The present study adds more information to the existing knowledge of the origin of RCA gene cluster. Our scheme suggests that the prototype of the RCA locus contains SCR domains A, B, C, and D. ARC1, 2, and 3 are independently generated through gene duplication after the ancestor of amphibia separated from that of mammals. The mammalian and chicken RCA clusters essentially contain membrane type, GPI-anchored type, and soluble type of SCR protein genes in the same order (Fig. 1c). This fundamental architecture of RCA appears to be established through gene duplication and independent evolution. Thus, the repertoire formation in the RCA locus of frog and other higher vertebrates is modally different. We prefer to interpret that the frog RCA locus originated from a single RCA gene present in fish or jawless fish (Kimura et al. 2004), which probably is the cause for the three ARC genes to have close resemblance to one another. In either case, the split exons for SCR2 are highly conserved, suggesting that this split exon motif is rooted in the prototype of the ancestor RCA protein.

We want to focus on the gap in the RCA properties between amniotes and aqueous vertebrates. Microbial environment in water is different from that in land (Matsuo et al. 2008; Seya et al. 2009). The Toll-like receptor (TLRs) system has been developed to protect fish against Gram-negative bacteria and double-stranded RNA viruses, which live in water environment (Matsuo et al. 2008; Oshiumi et al. 2003; Seya et al. 2009).
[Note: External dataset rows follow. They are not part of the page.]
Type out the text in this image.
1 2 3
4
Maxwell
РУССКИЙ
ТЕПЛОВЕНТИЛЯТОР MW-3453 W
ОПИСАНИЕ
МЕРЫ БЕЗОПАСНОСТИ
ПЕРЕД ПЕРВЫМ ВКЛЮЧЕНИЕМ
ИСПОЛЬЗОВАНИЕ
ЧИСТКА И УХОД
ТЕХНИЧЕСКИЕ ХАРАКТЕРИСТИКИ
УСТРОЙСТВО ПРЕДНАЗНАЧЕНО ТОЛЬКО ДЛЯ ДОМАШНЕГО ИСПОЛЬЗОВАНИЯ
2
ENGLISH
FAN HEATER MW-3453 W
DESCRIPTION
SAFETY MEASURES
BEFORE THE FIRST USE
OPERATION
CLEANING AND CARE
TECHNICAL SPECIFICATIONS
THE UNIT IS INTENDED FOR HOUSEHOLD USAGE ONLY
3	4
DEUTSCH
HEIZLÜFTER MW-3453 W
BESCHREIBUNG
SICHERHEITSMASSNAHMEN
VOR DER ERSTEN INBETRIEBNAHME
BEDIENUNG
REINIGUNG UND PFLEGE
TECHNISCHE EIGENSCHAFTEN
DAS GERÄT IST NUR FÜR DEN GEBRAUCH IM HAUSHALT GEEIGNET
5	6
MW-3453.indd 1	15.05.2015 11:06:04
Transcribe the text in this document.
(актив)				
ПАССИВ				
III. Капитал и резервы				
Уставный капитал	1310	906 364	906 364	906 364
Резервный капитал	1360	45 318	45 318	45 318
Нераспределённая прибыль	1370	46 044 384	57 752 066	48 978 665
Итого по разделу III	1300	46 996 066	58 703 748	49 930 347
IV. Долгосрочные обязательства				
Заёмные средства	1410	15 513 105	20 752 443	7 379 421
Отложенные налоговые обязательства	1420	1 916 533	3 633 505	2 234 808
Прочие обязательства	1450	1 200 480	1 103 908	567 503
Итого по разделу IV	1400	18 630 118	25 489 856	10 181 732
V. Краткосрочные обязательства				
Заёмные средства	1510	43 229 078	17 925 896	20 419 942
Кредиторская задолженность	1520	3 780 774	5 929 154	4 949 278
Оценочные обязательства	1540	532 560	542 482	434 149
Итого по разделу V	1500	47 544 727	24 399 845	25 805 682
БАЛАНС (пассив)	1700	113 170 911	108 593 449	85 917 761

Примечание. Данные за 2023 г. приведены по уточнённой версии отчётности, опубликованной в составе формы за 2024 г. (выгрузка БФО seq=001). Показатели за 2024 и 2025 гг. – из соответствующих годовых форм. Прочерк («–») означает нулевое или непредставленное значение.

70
In general, complement exerts strong cytolytic activity toward Gram-negative bacteria and enveloped viruses. Thus, the water microbes may activate the complement system, too. We therefore infer that natural selection happened to maintain species-specific RCA cluster. This may be a reason why some water invertebrates retain the complement system (Zhu et al. 2005). On land, Gram-positive bacterial and mono-nega RNA virus infections are also prevalent in many vertebrates. In these cases, complement regulatory proteins are indispensable for coping with robust complement activation secondary to infection. The complement gene disruptions invariably lead to severe autoimmune aberrance secondary to infection in mammals (Morgan and Harris 1999). Broad repertoire of complement regulatory proteins is needed for land life to circumvent irregular complement-related disorders (Ahearn and Fearon 1989; Atkinson 1996; Morgan and Harris 1999). Since the complement system is not merely a host defense against microbes, more information about other innate systems (Oshiumi et al. 2009; Seya et al. 2009) is required to assess the importance of evolution of complement and complement regulatory proteins for terrestrial life.